For a man often credited as playing a pivotal part in the history of music, Steve Reich is as unassuming as they get. At the start of tonight’s concert, he slips on to the stage, baseball cap pulled low, and with no preamble or fanfare, joins the London Sinfonietta’s principal percussionist to perform Clapping Music.
This ‘minimalist classic’ hit a chord with the listening public back in 1971, and over forty years later – after hip hop, and sampling… and Stomp! – it is no less effective, the simple, interlocking patterns produced by two sets of clapping hands receiving hearty applause.
In hindsight, it appears that it’s a vintage slice of ’90s chill-out music
The duo are replaced by lone guitarist Mats Bergström, who picks out the warm, clean, echo-ing lines of Electric Counterpoint, which in hindsight appears to be a vintage slice of ’90s chill-out music – and not least because it was sampled by The Orb on Little Fluffy Clouds.
Indeed, the evening’s perfectly pitched programme of career highlights ably demonstrates how Reich’s influence has weaved its way through the last 50 years of classical and popular music, justifying those lofty claims regarding his status.

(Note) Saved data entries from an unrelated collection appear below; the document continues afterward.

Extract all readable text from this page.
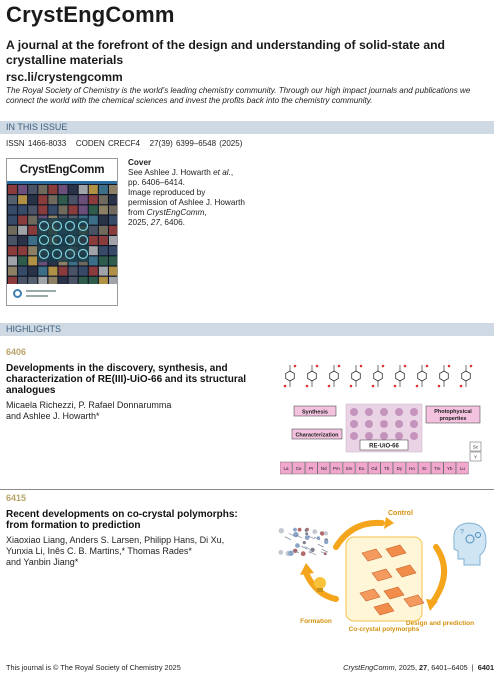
CrystEngComm
A journal at the forefront of the design and understanding of solid-state and crystalline materials
rsc.li/crystengcomm
The Royal Society of Chemistry is the world’s leading chemistry community. Through our high impact journals and publications we connect the world with the chemical sciences and invest the profits back into the chemistry community.
IN THIS ISSUE
ISSN 1466-8033 CODEN CRECF4 27(39) 6399–6548 (2025)
CrystEngComm
Cover
See Ashlee J. Howarth et al.,
pp. 6406–6414.
Image reproduced by
permission of Ashlee J. Howarth
from CrystEngComm,
2025, 27, 6406.
HIGHLIGHTS
6406
Developments in the discovery, synthesis, and
characterization of RE(III)-UiO-66 and its structural
analogues
Micaela Richezzi, P. Rafael Donnarumma
and Ashlee J. Howarth*	Synthesis
Characterization
Photophysical
properties
RE-UiO-66	Sc
Y
La Ce Pr Nd Pm Sm Eu Gd Tb Dy Ho Er Tm Yb Lu
6415
Recent developments on co-crystal polymorphs:
from formation to prediction
Xiaoxiao Liang, Anders S. Larsen, Philipp Hans, Di Xu,
Yunxia Li, Inês C. B. Martins,* Thomas Rades*
and Yanbin Jiang*
Control
Design and prediction
Formation
Co-crystal polymorphs
?
This journal is © The Royal Society of Chemistry 2025	CrystEngComm, 2025, 27, 6401–6405 | 6401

This is of course given bang-up-to-date affirmation by his reworking of two Radiohead songs, the ‘sell’ which finds a healthy dose of Brighton trendies sitting amongst the beards and sensible shirts in the audience. (Although, being Brighton, the young and hip are rarely more than a stone’s throw away whatever the occasion.)
Reich’s particular use of repetition and phasing is evident in Radiohead’s glitchy electronica, but where the two artists really dovetail is in their use of insistent, edgy rhythms, which either underscore the musical expression or take centre stage.